Biden, who opposes a ceasefire, is looking for an end to the conflict, stating in an opinion piece published in the Washington Post that the Palestinian Authority should ultimately govern Gaza and the West Bank. In response to Biden's proposal, Israeli Prime Minister Benjamin Netanyahu told reporters in Tel Aviv that the Palestinian Authority in its current form is not capable of taking responsibility for Gaza. Israel has not disclosed a strategy regarding Gaza after the war.

As the Israeli army prepares to move south, Palestinian officials accused the army of evacuating most of the workers, patients, and forcibly displaced individuals from Al-Shifa Hospital, the largest hospital in northern Gaza, leaving them to traverse perilous routes south on foot. The Israeli forces denied the accusations, stating that the evacuations were voluntary. Military spokesperson Admiral Daniel Hagari said Israel had opened a safe corridor for civilians at the hospital to head south at the request of the hospital director.

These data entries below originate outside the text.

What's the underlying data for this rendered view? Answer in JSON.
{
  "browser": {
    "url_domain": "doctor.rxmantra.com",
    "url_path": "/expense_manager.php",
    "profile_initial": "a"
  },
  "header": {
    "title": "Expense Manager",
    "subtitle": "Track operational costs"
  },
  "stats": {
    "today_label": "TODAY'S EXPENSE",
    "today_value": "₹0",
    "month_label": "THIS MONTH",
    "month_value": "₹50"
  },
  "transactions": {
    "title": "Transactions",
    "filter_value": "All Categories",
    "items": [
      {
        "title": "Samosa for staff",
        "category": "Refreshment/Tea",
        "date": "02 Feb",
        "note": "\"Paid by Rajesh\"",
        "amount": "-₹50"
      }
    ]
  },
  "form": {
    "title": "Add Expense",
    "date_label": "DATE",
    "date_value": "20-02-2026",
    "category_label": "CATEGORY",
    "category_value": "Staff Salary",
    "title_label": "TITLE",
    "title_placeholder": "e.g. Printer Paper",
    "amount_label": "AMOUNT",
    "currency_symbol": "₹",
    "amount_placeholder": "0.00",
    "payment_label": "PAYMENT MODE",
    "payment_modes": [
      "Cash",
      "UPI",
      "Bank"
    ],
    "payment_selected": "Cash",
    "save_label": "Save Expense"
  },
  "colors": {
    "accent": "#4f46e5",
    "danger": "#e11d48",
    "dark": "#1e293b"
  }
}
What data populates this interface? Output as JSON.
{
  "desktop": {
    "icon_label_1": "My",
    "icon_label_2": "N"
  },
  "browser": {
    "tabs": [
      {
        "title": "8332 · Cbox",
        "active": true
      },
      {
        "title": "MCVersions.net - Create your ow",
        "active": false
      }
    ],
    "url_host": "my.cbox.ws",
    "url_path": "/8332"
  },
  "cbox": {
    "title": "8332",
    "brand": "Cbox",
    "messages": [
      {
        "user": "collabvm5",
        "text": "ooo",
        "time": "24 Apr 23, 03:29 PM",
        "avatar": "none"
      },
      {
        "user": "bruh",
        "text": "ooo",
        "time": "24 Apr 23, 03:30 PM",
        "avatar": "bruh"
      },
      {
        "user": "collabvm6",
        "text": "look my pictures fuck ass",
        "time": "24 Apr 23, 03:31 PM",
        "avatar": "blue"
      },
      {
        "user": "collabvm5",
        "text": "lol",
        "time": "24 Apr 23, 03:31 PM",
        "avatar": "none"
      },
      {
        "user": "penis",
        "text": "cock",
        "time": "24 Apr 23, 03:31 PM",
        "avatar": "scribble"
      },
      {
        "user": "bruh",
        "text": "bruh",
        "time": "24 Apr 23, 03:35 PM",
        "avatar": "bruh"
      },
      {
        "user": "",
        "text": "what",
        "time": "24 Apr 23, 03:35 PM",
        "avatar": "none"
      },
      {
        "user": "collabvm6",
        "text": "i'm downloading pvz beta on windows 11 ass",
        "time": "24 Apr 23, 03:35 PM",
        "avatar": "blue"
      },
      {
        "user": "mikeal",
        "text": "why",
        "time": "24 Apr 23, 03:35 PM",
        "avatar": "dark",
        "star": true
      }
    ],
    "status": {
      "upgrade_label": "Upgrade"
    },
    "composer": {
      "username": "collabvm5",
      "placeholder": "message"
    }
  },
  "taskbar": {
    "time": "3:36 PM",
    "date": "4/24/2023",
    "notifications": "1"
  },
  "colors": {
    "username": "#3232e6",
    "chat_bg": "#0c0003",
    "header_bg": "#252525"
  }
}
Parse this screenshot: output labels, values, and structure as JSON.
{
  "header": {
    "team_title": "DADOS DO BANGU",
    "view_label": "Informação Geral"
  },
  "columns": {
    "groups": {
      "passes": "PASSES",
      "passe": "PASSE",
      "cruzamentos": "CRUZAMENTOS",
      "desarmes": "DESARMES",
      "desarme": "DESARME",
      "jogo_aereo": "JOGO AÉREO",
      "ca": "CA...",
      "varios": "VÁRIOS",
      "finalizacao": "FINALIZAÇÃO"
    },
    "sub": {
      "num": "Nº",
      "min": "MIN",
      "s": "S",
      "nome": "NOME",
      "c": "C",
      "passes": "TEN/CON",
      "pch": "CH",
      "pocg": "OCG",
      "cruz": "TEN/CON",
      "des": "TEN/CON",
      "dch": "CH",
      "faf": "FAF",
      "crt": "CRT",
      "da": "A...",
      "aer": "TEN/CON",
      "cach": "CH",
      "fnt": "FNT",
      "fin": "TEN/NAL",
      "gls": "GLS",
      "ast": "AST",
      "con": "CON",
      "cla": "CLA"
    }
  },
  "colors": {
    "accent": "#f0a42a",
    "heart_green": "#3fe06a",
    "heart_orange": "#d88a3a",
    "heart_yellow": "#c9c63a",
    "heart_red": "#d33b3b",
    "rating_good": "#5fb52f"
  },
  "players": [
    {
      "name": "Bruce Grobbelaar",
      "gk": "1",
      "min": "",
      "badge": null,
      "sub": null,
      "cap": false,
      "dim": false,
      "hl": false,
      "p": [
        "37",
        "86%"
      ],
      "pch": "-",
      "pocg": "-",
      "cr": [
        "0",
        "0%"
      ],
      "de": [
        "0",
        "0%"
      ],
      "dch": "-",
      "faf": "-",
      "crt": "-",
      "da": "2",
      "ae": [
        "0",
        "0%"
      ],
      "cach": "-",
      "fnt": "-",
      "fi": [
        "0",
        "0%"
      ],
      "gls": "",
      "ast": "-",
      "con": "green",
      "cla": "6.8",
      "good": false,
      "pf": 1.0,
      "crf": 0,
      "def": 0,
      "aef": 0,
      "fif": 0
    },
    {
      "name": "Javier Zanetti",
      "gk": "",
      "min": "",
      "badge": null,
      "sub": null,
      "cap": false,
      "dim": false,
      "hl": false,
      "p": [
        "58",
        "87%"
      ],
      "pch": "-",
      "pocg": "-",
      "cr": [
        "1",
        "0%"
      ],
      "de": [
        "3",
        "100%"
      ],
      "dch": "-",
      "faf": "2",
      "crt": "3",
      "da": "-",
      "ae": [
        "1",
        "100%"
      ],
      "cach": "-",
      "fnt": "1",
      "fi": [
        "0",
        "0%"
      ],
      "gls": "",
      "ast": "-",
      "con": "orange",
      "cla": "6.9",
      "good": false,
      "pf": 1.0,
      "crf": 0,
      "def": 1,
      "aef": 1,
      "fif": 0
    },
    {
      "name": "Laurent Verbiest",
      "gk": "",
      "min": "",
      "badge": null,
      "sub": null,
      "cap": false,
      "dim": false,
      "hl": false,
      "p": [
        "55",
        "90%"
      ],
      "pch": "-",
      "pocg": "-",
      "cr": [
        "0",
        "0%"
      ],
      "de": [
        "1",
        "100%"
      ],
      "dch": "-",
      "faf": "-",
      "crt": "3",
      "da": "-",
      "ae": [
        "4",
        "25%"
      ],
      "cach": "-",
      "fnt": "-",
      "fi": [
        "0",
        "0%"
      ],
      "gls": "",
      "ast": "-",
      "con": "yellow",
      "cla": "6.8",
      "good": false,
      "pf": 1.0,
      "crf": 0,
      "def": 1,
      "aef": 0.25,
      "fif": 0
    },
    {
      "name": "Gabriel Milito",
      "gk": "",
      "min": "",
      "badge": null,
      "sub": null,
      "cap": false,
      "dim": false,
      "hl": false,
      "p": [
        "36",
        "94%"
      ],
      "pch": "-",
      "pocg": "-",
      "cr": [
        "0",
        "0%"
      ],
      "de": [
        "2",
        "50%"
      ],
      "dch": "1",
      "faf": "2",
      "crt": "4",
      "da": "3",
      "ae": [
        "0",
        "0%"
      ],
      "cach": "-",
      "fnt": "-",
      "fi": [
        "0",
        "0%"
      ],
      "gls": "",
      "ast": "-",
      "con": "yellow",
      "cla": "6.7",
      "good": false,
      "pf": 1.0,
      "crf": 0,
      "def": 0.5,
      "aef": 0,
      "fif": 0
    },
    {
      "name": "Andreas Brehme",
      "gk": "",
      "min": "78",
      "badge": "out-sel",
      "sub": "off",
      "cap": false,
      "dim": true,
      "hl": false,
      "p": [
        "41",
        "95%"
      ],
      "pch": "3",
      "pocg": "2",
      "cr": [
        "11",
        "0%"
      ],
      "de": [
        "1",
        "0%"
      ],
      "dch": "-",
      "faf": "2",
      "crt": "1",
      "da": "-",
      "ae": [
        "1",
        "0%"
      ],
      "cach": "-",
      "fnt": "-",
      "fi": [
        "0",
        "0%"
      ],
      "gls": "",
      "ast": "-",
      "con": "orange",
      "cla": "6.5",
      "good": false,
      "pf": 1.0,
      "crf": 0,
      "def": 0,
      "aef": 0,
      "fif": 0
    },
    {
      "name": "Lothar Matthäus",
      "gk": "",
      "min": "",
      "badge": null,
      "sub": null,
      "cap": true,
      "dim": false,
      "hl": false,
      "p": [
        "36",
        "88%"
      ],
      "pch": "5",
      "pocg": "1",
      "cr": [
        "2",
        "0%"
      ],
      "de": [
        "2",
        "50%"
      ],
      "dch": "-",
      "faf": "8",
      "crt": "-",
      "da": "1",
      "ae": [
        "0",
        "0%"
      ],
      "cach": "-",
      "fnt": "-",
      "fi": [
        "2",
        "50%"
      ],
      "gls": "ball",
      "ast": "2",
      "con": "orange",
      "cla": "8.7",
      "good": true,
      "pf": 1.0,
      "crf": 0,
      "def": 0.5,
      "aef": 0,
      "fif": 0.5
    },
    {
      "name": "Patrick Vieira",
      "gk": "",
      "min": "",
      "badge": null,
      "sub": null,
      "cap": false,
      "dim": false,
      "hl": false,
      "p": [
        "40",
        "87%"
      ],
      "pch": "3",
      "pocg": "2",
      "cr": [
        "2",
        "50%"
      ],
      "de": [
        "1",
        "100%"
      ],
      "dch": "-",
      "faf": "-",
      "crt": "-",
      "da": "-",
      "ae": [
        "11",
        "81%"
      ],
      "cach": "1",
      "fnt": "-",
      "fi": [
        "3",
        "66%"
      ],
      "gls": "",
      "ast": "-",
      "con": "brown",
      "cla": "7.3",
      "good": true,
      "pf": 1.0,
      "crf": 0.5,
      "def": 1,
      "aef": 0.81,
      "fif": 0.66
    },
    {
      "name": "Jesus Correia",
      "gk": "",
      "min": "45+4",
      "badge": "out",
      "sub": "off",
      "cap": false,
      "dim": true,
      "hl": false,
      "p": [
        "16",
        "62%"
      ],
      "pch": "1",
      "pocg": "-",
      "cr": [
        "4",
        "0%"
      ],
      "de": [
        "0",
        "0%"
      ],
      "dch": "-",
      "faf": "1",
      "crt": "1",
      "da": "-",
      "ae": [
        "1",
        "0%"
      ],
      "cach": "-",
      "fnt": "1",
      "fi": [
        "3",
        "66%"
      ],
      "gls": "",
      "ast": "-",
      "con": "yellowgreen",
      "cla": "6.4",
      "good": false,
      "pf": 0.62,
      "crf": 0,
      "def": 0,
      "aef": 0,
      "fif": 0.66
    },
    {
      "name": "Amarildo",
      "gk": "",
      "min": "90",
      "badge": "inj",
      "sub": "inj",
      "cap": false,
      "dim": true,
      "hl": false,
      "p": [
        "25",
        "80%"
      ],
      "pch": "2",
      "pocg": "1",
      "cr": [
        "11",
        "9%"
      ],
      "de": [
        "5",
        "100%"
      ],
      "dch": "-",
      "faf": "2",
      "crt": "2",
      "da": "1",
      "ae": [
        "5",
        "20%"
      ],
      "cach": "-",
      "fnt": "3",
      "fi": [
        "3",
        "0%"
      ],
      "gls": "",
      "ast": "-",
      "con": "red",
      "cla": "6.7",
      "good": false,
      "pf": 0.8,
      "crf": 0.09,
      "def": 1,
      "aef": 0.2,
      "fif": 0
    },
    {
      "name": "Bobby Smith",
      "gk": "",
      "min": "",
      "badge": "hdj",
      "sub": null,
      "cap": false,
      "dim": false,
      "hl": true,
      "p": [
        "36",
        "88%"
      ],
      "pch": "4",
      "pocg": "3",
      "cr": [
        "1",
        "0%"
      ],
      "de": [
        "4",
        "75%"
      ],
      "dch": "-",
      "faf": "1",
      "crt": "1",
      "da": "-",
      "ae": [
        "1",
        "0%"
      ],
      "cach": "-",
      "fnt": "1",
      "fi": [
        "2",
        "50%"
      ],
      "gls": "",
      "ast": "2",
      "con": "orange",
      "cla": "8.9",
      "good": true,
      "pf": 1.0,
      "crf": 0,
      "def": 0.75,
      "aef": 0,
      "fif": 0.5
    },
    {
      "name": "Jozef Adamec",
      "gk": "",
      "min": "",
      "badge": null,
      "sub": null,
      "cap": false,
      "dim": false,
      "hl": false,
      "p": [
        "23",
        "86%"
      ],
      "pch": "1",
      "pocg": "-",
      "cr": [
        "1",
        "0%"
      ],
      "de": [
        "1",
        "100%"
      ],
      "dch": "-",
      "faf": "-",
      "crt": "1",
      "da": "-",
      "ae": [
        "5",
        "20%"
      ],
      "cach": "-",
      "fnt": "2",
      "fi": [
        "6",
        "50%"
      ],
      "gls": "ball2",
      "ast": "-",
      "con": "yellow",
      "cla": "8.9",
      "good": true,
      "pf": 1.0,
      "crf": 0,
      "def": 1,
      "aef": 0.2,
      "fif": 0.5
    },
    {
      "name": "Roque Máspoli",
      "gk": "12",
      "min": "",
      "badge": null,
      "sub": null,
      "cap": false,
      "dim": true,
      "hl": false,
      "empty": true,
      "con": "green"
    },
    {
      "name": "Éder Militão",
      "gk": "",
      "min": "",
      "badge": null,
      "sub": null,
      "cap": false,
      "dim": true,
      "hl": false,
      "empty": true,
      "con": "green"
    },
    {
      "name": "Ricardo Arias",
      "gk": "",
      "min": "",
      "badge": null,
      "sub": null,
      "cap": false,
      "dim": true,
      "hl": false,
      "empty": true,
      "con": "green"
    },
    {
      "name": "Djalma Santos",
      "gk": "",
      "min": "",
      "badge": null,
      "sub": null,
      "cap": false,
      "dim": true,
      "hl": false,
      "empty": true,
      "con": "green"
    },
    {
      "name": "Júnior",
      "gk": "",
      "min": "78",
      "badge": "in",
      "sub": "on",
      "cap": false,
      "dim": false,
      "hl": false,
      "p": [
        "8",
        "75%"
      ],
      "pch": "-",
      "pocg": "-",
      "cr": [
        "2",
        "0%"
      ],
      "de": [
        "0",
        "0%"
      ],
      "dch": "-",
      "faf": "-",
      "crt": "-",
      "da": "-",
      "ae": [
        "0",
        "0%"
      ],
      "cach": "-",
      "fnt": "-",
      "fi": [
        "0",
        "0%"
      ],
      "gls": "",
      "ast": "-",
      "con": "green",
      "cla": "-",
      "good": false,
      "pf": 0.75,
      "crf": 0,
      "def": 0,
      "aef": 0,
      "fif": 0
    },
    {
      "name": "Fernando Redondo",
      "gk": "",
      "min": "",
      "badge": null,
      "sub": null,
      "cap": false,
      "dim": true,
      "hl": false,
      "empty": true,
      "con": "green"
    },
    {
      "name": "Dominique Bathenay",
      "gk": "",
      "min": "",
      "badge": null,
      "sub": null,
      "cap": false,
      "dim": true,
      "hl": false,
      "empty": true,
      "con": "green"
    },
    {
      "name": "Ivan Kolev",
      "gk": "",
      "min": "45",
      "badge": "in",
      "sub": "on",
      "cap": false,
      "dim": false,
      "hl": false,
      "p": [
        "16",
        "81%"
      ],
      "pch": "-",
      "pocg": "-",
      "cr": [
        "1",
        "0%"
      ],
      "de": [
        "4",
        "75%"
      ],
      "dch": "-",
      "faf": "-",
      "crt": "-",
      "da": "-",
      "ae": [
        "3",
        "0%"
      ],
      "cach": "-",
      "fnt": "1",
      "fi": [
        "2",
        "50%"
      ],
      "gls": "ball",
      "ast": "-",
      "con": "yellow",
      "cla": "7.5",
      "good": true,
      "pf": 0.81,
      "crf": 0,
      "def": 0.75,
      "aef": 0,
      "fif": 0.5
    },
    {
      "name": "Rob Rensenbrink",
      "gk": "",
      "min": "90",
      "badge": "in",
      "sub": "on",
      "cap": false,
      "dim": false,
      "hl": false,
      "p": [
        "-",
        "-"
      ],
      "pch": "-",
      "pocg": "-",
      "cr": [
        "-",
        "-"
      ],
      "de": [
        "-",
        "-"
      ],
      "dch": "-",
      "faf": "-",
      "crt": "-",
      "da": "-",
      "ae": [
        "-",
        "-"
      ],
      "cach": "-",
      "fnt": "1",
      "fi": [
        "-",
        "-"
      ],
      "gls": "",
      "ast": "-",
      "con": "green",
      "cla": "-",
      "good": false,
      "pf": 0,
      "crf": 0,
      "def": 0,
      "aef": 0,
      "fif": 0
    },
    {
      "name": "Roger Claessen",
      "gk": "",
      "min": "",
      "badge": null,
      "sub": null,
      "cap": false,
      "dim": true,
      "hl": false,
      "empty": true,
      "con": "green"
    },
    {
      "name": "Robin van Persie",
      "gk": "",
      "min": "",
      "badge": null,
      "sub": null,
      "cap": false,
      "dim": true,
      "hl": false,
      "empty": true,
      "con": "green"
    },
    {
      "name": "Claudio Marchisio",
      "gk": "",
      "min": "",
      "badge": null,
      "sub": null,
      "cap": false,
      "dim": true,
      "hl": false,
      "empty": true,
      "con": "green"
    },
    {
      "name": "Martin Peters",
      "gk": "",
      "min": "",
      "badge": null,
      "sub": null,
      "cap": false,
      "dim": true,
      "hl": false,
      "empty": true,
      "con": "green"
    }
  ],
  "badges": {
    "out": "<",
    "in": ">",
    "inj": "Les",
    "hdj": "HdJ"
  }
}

The forces took control of the hospital days ago during their offensive in northern Gaza, claiming that it conceals an underground command center for Hamas. This assault may force hundreds of thousands of Palestinians, who fled the Israeli onslaught on Gaza City in the north, to flee again along with the residents of Khan Yunes, a city home to more than 400,000 people, potentially exacerbating the severe humanitarian crisis. The conflict has already displaced about two-thirds of Gaza's 2.3 million residents.

A senior Israeli source and two former senior officials indicated that the anticipated Israeli advance in southern Gaza may be more complex and bloody than that in the north due to the presence of militants in the Khan Yunes area.

### Airstrikes

Palestinian health officials reported that 26 Palestinians were killed and 23 injured in Israeli airstrikes on two apartments in a crowded residential building in Khan Yunes late Saturday. A Palestinian named Iyad Al-Za'aim told Reuters that he lost his aunt, her children, and a grandchild in the airstrike in Khan Yunes, saying they were all among those who complied with the Israeli army's order to evacuate northern Gaza only to die in the place the army indicated would be safe. Outside the morgue of Nasser Hospital in Khan Yunes, where 26 bodies lay before being collected by their families for burial, Al-Za'aim pointed out that those killed had no connections to Hamas.

A few kilometers to the north, health authorities reported that six Palestinians were killed in an Israeli airstrike that targeted a house in Deir al-Balah. Witnesses and emergency responders stated that a third Israeli airstrike occurred on Saturday afternoon, resulting in the deaths of 15 Palestinians in a house west of Khan Yunes near a shelter for displaced individuals. Israel claims that Hamas typically conceals its militants and weapons in residential buildings and other civilian structures, a claim the group denies. The Israeli military's statement did not provide further details beyond that the air force had targeted dozens of sites in Gaza over the past 24 hours, including militants, command centers, rocket-launching sites, and munitions factories.